While we all have heard the saying, “Beauty is in the eye of the beholder,” isn’t it funny how many of us look for perfection in so many things? From finding that perfect home, perfect car, perfect mate, or perfect job, people always seem to be striving for perfection, especially in our Western culture. The Japanese however, have a different concept in regards to beauty and perfection—wabi sabi, or “imperfect beauty.” So what exactly is wabi sabi?
According to the article, The Wabi-Sabi Self, by Jessie Sholl, “Wabi Sabi has its roots in the traditional Japanese tea ceremony and is sometimes explained by using the example of a well-loved teacup, made by artist’s hands, cracked or chipped by use.

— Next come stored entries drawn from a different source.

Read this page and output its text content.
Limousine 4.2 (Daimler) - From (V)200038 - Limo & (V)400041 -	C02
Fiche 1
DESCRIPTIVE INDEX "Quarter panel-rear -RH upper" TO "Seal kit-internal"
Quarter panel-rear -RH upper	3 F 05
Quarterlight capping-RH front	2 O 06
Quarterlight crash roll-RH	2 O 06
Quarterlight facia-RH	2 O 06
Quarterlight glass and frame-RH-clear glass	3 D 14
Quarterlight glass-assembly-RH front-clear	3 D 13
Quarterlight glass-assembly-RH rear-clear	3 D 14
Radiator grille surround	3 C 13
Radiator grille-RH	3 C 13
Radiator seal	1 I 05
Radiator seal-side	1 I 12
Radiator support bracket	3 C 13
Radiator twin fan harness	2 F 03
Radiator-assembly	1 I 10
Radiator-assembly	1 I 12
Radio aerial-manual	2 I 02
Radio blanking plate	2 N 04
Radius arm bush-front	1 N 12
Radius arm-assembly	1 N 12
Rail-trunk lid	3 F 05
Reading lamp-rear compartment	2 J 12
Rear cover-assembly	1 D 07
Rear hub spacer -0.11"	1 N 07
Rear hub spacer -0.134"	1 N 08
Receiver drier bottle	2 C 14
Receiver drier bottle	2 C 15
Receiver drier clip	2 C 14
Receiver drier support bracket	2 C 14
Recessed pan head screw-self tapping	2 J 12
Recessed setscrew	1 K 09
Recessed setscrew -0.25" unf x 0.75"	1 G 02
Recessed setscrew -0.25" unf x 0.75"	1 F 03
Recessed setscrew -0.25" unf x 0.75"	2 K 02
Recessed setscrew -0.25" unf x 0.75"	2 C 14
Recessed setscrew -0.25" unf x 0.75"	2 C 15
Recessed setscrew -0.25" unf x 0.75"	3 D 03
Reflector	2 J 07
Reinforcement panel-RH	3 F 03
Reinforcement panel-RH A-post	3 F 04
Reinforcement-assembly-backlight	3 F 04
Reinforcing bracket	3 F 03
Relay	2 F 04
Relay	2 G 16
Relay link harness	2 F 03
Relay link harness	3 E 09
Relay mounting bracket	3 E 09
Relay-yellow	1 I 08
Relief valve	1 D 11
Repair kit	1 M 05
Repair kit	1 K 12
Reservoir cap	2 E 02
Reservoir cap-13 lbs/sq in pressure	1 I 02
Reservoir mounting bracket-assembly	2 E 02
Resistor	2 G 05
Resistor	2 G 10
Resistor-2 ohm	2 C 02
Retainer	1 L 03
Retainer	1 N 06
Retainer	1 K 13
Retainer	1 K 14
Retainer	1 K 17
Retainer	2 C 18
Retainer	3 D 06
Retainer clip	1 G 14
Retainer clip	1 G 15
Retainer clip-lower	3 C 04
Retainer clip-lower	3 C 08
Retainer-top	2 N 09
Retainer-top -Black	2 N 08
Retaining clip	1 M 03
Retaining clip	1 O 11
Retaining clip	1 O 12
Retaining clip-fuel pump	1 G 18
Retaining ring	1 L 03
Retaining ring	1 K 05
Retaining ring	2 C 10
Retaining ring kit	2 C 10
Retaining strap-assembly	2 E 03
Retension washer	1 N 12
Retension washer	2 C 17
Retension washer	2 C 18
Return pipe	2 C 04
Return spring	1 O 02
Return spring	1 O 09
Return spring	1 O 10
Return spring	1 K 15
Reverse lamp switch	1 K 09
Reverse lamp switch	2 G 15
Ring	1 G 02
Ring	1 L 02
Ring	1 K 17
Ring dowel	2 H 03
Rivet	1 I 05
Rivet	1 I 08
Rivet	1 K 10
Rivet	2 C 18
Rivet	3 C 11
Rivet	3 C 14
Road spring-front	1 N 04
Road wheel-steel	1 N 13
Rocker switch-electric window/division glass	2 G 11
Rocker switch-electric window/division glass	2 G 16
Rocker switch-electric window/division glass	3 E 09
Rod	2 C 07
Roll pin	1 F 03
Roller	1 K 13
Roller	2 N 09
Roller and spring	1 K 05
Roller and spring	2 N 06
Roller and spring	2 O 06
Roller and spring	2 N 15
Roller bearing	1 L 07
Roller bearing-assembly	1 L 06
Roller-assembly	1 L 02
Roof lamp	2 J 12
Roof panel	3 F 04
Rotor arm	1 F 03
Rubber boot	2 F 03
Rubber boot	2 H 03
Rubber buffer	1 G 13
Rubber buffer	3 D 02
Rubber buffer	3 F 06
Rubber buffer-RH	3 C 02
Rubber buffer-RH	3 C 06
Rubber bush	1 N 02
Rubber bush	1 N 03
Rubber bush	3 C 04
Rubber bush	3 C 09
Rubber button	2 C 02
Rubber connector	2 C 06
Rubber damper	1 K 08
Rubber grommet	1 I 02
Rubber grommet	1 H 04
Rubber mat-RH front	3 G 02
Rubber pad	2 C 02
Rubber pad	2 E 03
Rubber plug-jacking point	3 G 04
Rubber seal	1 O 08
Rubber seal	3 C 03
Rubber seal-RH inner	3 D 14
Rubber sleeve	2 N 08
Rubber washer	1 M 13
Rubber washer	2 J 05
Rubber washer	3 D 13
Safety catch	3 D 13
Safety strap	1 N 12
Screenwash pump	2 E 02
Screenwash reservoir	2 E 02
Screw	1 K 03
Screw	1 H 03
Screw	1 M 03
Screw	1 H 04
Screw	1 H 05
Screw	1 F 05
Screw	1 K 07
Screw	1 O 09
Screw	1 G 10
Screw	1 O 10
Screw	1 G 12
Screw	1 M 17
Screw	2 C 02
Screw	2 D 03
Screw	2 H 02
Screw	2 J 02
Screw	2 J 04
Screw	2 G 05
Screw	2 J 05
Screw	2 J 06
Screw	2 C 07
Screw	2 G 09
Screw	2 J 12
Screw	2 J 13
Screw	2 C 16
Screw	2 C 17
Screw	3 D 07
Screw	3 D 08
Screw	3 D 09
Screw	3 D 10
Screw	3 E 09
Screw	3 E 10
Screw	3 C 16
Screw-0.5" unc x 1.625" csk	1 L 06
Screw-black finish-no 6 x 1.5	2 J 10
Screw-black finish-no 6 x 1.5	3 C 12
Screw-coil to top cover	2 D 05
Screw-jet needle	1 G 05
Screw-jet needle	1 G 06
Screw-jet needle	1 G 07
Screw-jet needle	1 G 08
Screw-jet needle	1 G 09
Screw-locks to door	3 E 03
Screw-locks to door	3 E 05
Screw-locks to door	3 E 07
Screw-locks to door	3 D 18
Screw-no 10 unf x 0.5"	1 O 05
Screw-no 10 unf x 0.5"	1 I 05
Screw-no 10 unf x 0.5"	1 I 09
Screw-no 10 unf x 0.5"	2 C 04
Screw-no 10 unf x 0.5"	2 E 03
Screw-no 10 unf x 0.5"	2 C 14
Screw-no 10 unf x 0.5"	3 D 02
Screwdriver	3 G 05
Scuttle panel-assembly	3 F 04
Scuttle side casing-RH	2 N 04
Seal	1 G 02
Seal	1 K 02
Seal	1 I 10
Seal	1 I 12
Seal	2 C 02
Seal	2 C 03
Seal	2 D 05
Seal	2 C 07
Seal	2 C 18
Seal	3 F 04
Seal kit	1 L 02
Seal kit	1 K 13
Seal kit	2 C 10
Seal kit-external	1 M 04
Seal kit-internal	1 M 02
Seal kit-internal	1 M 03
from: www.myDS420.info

Such traces remind the observer that nothing is permanent—even fixed objects are subject to change.”¹ The cracks and chips are seen as an asset and are prized, instead of making the cup seem, old and broken. Author, Leonard Koren, tells us that “wabi sabi is the beauty of things imperfect, impermanent, and incomplete, the antithesis of our classical Western notion of beauty as something perfect, enduring, and monumental. Some examples would be an asymmetrical heirloom vegetable, crow’s feet, frayed sleeves of a favorite sweater, exposed brick, variations in the grain of wood or stone, or a first draft of a book.”²
In the United States, most of us have grown up in a world of ideals with the media constantly influencing our thoughts of perfection. We strive for the best job, ideal body, perfect weight, etc., and often times, if we don’t have them, or can’t achieve them, we beat ourselves up, sabotage our well-being, or cause ourselves and others, unnecessary stress. While we all have things that we don’t like about ourselves, many of them are things that we can’t change, like big feet, curly hair, a large framed body, or wrinkles. We need to remember instead what Eleanor Roosevelt once said, “Beautiful young people are accidents of nature, but beautiful old people are works of art,”³ so embrace your laugh lines! They are a snapshot of joy!
I recently finished writing a book. This was a new endeavor, so while I was excited and inspired, I also felt a little overwhelmed at times and had some anxiety during the undertaking. After the editing process, I still noticed some errors and kept beating myself up, trying to get the book and layout just right. After awhile, I realized I could make changes forever, but even some of the best books out there aren’t perfect and contain mistakes. While oversights can happen, it doesn’t make the whole book or project bad. It just shows our human side. So I sent my book off to print, realizing it was my first book and probably wasn’t perfect and probably never would be. I reminded myself that it had a lot of useful information and a good message for us all, which is why I wrote it in the first place. It’s called Wholey Cow A Simple Guide To Eating And Living and can be found on Amazon. I hope you check it out.
Here is the link.
Maybe we should all embrace a little Japanese wisdom and let some of our desires for perfection go. After all, what is wrong with being more authentic and accepting ourselves and the things the way they are? Choosing a wabi sabi life might just make us all a little happier.
Thanks for reading!
¹ Sholl, Jessie. “The Wabi-Sabo Self.” Experience Life. January/February 2014.
² Roberts, Gretchen. “Wabi Sabi Your Life: 6 Strategies for Embracing Imperction,” Whole Living. October 2010.
³ Sholl, Jessie. “The Wabi-Sabo Self.” Experience Life. January/February 2014.